G.K. Chesterton wrote this article about Englishmen a century ago. But it just as easily applies to American workers today. Medieval serfs and peasants enjoyed conditions which–in many ways–are preferable to those endured by modern American employees.
It is really time that the comfortable classes made a short summary and confession of what they have really done with the very poor Englishman. The dawn of the mediaeval civilisation found him a serf; which is a different thing from a slave. He had security; although the man belonged to the land rather than the land to the man. He could not be evicted; his rent could not be raised. In practice, it came to something like this: that if the lord rode down his cabbages he had not much chance of redress; but he had the chance of growing more cabbages. He had direct access to the means of production.
Since then the centuries in England have achieved something different; and something which, fortunately, is perfectly easy to state. There is no doubt about what we have done. We have kept the inequality, but we have destroyed the security. The man is not tied to the land, as in serfdom; nor is the land tied to the man, as in a peasantry. The rich man has entered into an absolute ownership of farms and fields; and (in the modern industrial phrase) he has locked out the English people. They can only find an acre to dig or a house to sleep in by accepting such competitive and cruel terms as he chooses to impose.

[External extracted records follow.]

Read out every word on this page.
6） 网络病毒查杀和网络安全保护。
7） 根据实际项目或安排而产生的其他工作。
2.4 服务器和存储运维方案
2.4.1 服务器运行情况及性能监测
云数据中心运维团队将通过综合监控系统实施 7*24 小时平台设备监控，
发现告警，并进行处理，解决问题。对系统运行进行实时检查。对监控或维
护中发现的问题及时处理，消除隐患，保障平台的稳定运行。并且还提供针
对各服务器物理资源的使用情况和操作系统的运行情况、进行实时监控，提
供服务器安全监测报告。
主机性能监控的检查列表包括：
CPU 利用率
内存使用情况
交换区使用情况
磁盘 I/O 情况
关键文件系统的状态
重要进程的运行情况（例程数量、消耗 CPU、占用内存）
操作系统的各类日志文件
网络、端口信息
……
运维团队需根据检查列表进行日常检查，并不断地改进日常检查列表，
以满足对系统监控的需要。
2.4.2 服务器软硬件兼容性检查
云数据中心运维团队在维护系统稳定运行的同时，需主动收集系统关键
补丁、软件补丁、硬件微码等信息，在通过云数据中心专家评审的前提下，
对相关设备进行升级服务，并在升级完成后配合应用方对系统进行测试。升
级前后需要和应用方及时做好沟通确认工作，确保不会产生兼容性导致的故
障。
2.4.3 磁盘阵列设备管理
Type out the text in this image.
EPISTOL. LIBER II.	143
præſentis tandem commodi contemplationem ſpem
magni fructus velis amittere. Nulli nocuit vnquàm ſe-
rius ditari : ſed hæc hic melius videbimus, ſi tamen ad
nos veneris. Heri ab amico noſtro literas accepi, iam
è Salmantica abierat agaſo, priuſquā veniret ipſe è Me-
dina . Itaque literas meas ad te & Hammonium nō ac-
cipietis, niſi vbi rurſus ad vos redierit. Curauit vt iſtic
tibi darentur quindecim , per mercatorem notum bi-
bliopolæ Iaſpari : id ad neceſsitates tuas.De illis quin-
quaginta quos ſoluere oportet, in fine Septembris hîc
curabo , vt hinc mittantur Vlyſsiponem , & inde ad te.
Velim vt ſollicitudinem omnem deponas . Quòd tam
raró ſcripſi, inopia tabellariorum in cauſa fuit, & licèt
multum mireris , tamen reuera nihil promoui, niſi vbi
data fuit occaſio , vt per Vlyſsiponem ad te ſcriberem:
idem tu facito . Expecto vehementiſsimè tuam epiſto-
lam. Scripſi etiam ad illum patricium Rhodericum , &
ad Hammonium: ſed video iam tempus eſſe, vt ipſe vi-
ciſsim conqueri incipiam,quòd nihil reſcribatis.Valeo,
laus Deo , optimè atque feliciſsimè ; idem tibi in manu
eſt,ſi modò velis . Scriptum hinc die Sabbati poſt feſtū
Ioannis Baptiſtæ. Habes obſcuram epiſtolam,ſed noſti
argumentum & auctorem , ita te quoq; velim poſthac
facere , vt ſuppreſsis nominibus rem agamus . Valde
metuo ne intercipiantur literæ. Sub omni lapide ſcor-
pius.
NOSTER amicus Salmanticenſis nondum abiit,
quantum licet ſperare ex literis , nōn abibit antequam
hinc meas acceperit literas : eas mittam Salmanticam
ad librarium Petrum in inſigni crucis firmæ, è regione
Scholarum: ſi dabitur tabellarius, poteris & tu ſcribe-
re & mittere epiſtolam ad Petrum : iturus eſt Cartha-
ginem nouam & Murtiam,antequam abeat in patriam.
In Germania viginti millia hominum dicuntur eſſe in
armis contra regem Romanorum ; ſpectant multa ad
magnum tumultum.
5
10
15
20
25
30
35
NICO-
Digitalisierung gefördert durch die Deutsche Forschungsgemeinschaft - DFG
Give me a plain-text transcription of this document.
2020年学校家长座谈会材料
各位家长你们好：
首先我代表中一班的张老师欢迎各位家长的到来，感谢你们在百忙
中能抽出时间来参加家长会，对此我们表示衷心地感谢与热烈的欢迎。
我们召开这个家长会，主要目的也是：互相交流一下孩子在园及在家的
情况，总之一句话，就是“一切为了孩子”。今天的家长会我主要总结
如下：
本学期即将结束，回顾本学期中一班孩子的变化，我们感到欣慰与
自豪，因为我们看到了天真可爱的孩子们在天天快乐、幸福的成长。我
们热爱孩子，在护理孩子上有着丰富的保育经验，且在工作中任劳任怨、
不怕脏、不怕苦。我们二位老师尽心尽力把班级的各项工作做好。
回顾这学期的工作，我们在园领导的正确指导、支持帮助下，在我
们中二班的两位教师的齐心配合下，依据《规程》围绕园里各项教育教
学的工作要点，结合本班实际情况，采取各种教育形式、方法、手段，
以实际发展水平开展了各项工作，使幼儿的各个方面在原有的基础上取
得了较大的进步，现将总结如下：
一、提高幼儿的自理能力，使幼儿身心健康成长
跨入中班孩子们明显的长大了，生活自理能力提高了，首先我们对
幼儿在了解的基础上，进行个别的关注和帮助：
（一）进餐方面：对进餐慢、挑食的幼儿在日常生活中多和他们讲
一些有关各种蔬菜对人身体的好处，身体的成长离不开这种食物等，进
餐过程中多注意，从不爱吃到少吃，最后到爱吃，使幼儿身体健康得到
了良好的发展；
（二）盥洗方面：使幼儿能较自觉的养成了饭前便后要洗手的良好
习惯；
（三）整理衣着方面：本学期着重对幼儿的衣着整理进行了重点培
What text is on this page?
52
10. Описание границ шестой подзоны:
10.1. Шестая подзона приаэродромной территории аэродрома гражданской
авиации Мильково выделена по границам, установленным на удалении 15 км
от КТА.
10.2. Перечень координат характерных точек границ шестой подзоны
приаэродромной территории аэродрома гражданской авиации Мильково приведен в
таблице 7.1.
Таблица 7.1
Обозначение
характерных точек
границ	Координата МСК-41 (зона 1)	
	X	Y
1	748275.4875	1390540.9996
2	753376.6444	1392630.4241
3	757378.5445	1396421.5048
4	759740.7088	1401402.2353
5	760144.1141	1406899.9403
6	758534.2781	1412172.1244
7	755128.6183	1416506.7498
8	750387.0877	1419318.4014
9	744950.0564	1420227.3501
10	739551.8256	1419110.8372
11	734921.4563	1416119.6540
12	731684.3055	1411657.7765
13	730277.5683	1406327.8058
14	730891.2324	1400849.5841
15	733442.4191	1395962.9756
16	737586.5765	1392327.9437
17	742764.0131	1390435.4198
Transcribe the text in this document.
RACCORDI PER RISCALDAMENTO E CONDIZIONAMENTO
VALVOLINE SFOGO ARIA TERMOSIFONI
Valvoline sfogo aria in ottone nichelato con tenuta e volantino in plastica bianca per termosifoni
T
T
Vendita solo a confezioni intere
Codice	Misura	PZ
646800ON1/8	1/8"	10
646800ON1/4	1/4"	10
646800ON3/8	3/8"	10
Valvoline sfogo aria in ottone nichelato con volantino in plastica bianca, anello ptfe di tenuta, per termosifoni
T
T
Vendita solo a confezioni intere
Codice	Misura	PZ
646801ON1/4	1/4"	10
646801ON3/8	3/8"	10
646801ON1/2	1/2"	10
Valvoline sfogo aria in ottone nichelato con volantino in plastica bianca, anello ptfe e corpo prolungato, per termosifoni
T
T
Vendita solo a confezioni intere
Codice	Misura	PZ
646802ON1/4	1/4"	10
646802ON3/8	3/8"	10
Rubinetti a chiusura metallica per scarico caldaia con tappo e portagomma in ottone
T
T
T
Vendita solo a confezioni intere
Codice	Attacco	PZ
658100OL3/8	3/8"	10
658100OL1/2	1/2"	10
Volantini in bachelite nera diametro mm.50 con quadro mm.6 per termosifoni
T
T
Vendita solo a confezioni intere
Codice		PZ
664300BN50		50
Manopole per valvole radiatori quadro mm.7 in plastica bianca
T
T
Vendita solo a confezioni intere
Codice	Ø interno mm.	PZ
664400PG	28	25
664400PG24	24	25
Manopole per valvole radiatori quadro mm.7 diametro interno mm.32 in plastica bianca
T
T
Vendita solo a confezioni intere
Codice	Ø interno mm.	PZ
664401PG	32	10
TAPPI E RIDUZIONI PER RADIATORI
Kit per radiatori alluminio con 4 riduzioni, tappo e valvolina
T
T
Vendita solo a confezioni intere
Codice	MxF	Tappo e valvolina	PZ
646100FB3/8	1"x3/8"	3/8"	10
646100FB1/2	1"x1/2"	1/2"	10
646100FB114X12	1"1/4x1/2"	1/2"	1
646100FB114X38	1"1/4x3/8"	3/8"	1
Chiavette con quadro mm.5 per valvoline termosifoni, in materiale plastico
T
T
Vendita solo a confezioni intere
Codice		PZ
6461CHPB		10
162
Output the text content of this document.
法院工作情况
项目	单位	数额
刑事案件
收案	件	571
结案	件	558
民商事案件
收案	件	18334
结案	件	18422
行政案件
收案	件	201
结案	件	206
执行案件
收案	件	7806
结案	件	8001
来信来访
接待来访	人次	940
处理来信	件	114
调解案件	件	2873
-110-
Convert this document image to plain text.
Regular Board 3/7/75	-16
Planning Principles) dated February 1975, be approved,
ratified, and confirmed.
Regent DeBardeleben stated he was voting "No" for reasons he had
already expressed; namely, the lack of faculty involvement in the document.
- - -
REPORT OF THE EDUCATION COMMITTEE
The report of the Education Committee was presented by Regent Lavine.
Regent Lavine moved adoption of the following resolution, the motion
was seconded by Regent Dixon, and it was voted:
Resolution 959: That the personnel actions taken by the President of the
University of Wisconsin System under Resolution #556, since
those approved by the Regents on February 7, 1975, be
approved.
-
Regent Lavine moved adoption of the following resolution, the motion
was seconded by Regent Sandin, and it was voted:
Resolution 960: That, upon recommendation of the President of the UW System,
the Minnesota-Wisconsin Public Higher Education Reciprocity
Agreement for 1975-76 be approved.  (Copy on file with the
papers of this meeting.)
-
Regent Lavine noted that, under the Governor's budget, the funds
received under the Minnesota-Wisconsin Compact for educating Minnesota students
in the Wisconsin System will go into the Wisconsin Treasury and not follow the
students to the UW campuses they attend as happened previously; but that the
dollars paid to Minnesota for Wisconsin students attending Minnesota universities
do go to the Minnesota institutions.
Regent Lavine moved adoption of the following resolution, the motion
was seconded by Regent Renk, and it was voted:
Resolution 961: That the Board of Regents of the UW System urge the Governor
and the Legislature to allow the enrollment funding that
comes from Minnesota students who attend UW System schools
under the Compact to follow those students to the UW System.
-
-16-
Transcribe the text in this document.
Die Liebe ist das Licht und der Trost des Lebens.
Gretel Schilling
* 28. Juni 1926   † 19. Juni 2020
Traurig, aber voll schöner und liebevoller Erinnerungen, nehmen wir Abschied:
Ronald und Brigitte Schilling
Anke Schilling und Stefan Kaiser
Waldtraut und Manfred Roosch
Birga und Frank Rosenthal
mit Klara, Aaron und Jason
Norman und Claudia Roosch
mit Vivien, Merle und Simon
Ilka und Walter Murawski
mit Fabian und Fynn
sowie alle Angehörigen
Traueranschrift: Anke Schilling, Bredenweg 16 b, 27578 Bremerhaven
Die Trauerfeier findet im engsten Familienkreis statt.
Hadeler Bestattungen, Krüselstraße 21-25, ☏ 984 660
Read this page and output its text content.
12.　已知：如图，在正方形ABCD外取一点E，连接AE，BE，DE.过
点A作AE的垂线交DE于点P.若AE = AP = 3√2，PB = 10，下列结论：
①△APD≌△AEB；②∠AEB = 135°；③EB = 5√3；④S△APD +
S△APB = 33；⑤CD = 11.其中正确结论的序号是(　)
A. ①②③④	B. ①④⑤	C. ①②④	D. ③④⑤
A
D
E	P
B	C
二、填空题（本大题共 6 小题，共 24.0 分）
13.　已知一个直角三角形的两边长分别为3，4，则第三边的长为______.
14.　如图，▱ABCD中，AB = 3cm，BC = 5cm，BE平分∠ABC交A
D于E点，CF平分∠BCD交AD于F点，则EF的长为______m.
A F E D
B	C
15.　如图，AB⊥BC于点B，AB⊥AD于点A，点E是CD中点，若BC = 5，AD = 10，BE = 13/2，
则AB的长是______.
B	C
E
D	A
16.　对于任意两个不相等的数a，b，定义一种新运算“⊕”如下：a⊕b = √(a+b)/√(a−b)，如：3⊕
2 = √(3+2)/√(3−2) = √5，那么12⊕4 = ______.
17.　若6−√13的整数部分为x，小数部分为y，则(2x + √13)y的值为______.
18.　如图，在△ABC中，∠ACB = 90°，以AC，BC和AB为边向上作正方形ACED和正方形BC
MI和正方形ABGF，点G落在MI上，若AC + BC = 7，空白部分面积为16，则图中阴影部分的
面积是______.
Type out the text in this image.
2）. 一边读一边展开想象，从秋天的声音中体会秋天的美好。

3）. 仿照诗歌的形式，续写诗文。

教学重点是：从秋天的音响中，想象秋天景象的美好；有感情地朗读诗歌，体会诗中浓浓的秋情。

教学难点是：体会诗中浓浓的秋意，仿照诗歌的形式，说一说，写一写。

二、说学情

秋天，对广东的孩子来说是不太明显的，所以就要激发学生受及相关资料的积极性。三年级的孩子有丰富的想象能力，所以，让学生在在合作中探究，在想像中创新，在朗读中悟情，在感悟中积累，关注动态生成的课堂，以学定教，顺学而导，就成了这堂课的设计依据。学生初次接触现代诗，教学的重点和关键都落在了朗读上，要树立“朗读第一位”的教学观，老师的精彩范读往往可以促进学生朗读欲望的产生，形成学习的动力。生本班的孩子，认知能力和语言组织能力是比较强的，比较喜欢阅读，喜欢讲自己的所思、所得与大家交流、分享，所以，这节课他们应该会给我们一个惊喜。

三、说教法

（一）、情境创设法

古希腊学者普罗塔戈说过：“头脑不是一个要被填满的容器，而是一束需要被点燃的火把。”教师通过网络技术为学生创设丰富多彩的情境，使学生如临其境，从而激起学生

Well, what would happen then, over the larger parts of the planet, parts inhabited by savages? Savages, of course, would hunt and fish. That retreat for the English poor was perceived; and that retreat was cut off. Game laws were made to extend over districts like the Arctic snows or the Sahara. The rich man had property over animals he had no more dreamed of than a governor of Roman Africa had dreamed of a giraffe. He owned all the birds that passed over his land: he might as well have owned all the clouds that passed over it. If a rabbit ran from Smith’s land to Brown’s land, it belonged to Brown, as if it were his pet dog. The logical answer to this would be simple: Any one stung on Brown’s land ought to be able to prosecute Brown for keeping a dangerous wasp without a muzzle.
Thus the poor man was forced to be a tramp along the roads and to sleep in the open. That retreat was perceived; and that retreat was cut off. A landless man in England can be punished for behaving in the only way that a landless man can behave: for sleeping under a hedge in Surrey or on a seat on the Embankment. His sin is described (with a hideous sense of fun) as that of having no visible means of subsistence.
The last possibility, of course, is that upon which all human beings would fall back if they were sinking in a swamp or impaled on a spike or deserted on an island. It is that of calling out for pity to the passerby. That retreat was perceived; and that retreat was cut off. A man in England can be sent to prison for asking another man for help in the name of God.
You have done all these things, and by so doing you have forced the poor to serve the rich, and to serve them on the terms of the rich.
They have still one weapon left against the extremes of insult and unfairness: that weapon is their numbers and the necessity of those numbers to the working of that vast and slavish machine. And because they still had this last retreat (which we call the Strike), because this retreat was also perceived, there was talk of this retreat being also cut off. Whereupon the workmen became suddenly and violently angry; and struck at your Boards and Committees here, there, and wherever they could. . . .
Chesterton, G. K. (Gilbert Keith). A Miscellany of Men. Excerpt from the article, “The Sun Worshipper”.